Uttar Kusum is a census town and a gram panchayat within the jurisdiction of the Usthi police station in the Magrahat I CD block in the Diamond Harbour subdivision of the South 24 Parganas district in the Indian state of West Bengal.

Geography

Area overview
Diamond Harbour subdivision is a rural subdivision with patches of urbanization. Only 14.61% of the population lives in the urban areas and an overwhelming 85.39% lives in the rural areas. In the eastern portion of the subdivision (shown in the map alongside) there are 24 census towns. The entire district is situated in the Ganges Delta and the eastern part of the district is a flat plain area with small towns, many in clusters. Location of places in the larger map varies a little. It is an OpenStreetMap, while we are using coordinates as in Google Maps.

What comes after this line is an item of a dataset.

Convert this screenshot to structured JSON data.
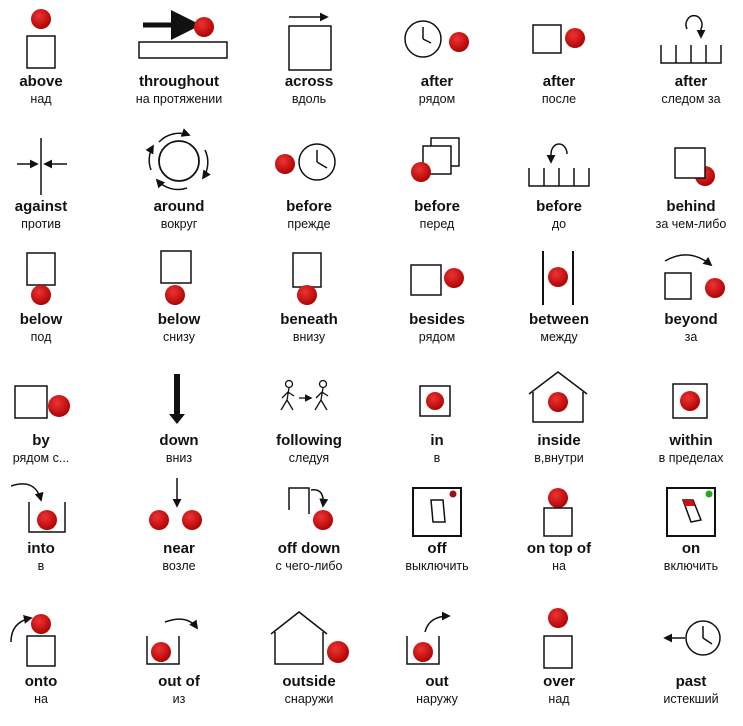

Note: The map alongside presents some of the notable locations in the subdivision. All places marked in the map are linked in the larger full screen map.

Location
Uttar Kusum is located at 

Usthi, Ghola Noapara, Barijpur and Uttar Kusum form a cluster of census towns in the Magrahat I CD block. Uttar Bishnupur, Kalikapota and Bamna are a little away from this cluster. This is as per the map of the Magrahat I CD block on page 445 in the District Census Handbook for the South 24 Parganas.

Demographics
According to the 2011 Census of India, Uttar Kusum had a total population of 10,716 of which 5,580 (52%) were males and 5,136 (48%) were females. Population below 6 years was 1,818. The total number of literates in Uttar Kusum was 5,849 (65.73% of the population over 6 years).

Infrastructure
According to the District Census Handbook 2011, Uttar Kusum covered an area of 3.3112 km2. Among the civic amenities, it had 814 domestic electric connections. Among the medical facilities it had 3 medicine shops.  Among the educational facilities it had were 3 primary schools, 1 secondary school, 1 senior secondary school.

Transport
Deula railway station is located nearby.

Education
Uttar Kusum High School is a Bengali-medium coeducational institution established in 1950. It has facilities for teaching from class VI to class XII.

Healthcare
Baneswarpur Rural Hospital, with 30 beds, at Baneswarpur, is the major government medical facility in the Magrahat I CD block.